Showing posts with label Burgess. Show all posts
Showing posts with label Burgess. Show all posts

Thursday, 9 February 2023

Nothing Like the Sun - Anthony Burgess

 Nothing Like the Sun: The modern classic reimagining Shakespeare's life:  Amazon.co.uk: Anthony Burgess: 9780749079697: Books 

I wouldn't have read this book had it not been for the fact that I'm now running out of titles from the Southwark electronic library that I'd consider reading...

Maybe I'm dumb, or maybe my English is not good enough yet, but man I struggled with this book. Granted, it is, unsurprisingly, like watching a Shakespeare play for me: I understand nothing for the first 15 minutes, then slowly things start to fall in place. The problem here is that reading for me is very much a start-stop thing, in particular these days, so I never really got in the flow of the supposed-16th century prose. 

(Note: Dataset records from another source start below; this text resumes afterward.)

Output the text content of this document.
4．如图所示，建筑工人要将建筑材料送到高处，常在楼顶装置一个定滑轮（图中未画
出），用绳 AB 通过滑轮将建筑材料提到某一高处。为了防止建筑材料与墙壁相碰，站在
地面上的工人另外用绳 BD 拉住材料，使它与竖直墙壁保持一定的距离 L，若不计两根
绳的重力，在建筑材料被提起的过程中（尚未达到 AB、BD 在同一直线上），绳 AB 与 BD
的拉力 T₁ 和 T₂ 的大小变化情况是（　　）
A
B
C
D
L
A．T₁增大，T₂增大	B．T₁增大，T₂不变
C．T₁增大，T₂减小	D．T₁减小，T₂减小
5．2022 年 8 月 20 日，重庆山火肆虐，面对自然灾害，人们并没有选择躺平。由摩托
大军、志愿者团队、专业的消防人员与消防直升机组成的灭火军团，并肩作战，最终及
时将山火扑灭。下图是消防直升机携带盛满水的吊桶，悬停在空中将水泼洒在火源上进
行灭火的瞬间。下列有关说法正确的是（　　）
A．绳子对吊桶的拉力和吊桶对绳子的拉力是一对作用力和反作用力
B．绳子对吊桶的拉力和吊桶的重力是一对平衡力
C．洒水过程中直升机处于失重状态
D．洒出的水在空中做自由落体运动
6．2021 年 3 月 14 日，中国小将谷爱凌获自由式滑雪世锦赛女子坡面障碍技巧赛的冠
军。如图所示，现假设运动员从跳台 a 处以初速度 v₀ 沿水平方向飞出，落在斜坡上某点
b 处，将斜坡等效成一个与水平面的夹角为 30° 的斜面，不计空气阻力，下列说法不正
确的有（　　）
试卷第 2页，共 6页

On the plus side, I checked the Wikipedia entry for the book after I finished. Apparently I got all the main points, but that's hardly a sign of success, and that's not really the reason why one reads a book in the first place.

Tuesday, 21 February 2017

The Malayan Trilogy – Anthony Burgess

A book (well, actually three) that my mum gave me back in my teenage years. She asked me all smugly if I knew who Burgess was and, having just discovered Kubrick at the time, I had to disappoint (or impress?) her by saying that yes, I did know he was the guy who wrote A Clockwork Orange. After that pseudo high-brow cultural exchange, neither one of us read the trilogy for a good dozen years.

Turns out that the three books are just awesome. The atmosphere is very similar to that of many of my beloved Graham Greene novels, with a not-so-veiled critique of the white man and the wonders of colonization and “progress”. What I found particularly interesting is that the three books have a very different mood: Time for a Tiger is at times absolutely hilarious (and Nabby Adams and his love/dependence on warm beer is one of the best side-kicks I’ve ever come across), The Enemy in the Blanket is a much deeper exploration of love and envy than I thought I would encounter after reading the first book, and Beds in the East is the book that I would like all my students to read when they study the British decolonization process.

All in all, I probably enjoyed the book so much because Crabbe’s approach to colonialism reflects mine, and also because he goes out with a  bang (or a plop?)